強力な制酸剤PPI(プロトンポンプインヒビター)とともに2種類の抗生物質、アモキシシリンとクラリスロマイシンを1週間服用します。これで80%のひとは除菌に成功します。
この治療に失敗した20%のかたには、平成19年、クラリスロマイシンをメトロニダゾールに入れ替えた治療法が開発されました。「二次除菌療法」とよびます。
これでさらに90%のかたが除菌に成功します。
以上が現在認可されている治療法ですが、これでも除菌に失敗した場合には、メトロニダゾールをレボフロキサシンに入れ替えた治療法、あるいはアモキシシリンの高用量法が現在検討中です。
除菌
一度除菌に成功すると、ふたたびピロリ菌に感染することはほとんどないといわれています。
ピロリ菌の除菌に成功すると、胃、十二指腸潰瘍の再発率は70%からじつに2%にまで激減します。
また胃ガンの発生も激減することがわかっていますが、残念ながらすでに萎縮性胃炎が進行しているかたには、除菌しても胃ガンをブロックするのは困難ともいわれています。
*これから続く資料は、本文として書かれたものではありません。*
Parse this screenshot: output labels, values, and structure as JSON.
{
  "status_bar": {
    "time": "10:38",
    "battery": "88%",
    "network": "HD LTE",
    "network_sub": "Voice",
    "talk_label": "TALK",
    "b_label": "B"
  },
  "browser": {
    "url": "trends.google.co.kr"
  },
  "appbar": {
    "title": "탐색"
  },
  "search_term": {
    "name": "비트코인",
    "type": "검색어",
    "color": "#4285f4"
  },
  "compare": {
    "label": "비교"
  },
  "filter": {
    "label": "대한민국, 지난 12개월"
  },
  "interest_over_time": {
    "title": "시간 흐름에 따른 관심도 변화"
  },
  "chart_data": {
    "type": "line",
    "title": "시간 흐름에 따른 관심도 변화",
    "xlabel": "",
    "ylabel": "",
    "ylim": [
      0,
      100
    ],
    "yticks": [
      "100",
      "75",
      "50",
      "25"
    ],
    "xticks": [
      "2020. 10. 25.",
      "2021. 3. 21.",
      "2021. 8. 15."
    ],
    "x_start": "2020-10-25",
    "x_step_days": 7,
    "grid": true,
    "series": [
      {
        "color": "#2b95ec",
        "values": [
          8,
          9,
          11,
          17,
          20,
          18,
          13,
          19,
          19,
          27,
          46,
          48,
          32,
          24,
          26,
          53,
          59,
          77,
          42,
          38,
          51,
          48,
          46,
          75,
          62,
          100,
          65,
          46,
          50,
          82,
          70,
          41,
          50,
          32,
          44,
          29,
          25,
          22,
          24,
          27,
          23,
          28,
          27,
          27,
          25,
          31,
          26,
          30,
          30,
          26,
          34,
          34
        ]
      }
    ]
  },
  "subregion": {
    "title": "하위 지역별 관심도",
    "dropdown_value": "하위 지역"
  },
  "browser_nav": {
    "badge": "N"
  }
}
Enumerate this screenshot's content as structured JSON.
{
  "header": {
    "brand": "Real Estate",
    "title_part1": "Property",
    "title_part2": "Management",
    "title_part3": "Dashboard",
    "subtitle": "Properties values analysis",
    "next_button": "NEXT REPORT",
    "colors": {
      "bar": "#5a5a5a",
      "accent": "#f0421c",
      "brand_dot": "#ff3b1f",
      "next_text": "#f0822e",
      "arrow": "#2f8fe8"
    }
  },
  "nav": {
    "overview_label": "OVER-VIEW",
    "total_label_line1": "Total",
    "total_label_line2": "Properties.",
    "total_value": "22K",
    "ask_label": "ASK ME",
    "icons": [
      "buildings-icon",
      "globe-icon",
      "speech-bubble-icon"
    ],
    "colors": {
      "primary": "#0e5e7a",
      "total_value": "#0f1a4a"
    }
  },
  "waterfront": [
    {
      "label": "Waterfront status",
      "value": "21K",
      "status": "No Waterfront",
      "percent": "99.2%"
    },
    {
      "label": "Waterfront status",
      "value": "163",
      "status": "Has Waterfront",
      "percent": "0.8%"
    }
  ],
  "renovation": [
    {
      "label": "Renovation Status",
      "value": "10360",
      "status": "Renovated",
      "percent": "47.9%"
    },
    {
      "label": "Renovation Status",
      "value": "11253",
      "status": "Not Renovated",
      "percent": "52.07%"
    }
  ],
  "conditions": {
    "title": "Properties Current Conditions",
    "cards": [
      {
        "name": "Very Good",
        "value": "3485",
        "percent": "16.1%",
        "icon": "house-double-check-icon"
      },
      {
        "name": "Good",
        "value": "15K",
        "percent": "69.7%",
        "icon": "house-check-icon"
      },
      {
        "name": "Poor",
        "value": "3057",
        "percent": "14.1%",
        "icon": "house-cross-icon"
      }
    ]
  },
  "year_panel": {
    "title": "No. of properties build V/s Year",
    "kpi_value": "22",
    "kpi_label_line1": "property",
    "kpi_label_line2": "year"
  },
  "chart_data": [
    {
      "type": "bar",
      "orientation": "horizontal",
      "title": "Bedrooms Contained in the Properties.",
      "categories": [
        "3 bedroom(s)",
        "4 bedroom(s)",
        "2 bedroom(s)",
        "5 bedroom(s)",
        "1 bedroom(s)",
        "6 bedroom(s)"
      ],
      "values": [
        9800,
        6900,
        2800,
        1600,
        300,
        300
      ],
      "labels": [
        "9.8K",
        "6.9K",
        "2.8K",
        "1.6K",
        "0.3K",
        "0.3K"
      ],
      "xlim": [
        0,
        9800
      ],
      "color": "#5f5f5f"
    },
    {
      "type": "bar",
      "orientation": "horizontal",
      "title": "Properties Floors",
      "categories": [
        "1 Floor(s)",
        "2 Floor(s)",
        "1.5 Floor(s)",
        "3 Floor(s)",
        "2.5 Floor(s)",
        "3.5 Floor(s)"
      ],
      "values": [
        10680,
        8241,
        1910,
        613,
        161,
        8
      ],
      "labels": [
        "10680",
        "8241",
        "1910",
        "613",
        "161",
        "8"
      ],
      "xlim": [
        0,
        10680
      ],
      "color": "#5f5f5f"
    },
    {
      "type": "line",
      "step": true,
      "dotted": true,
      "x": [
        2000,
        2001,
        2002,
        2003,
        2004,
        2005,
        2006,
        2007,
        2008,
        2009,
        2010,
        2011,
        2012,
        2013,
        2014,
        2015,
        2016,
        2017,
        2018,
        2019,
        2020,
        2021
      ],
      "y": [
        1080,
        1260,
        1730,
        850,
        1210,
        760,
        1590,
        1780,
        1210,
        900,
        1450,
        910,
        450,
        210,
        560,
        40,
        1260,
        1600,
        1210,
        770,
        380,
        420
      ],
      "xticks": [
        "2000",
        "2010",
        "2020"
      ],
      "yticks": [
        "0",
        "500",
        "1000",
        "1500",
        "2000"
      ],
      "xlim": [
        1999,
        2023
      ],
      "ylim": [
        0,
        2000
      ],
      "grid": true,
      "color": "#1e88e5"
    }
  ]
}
除菌療法のメリットはいうまでもなく、胃、十二指腸潰瘍の再発と胃ガンの発生を防ぐことができる点にあります。
一方、デメリットは除菌療法中、下痢や味覚異常が5~10%にみられること、除菌後、胃酸分泌が回復して逆流性食道炎がおこりやすくなること、耐性菌が蔓延する危険が心配されることなどです。
現在、ピロリ菌の除菌療法は胃、十二指腸潰瘍のかたにしか保険診療が許されていません。しかし、いままで述べてきたことからも分かるように、潰瘍の有無にかかわらず、除菌はしておくべきだとおもわれます。
平成21年1月、ピロリ菌の学会(ヘリコバクター学会)は、全国民にピロリ菌の除菌をすすめるメッセージを発表しました。ピロリ菌の検査費用も除菌費用もともに6~7,000円です。健診を受けられるときに申し出て、一度ピロリ菌検査を受けてみてください。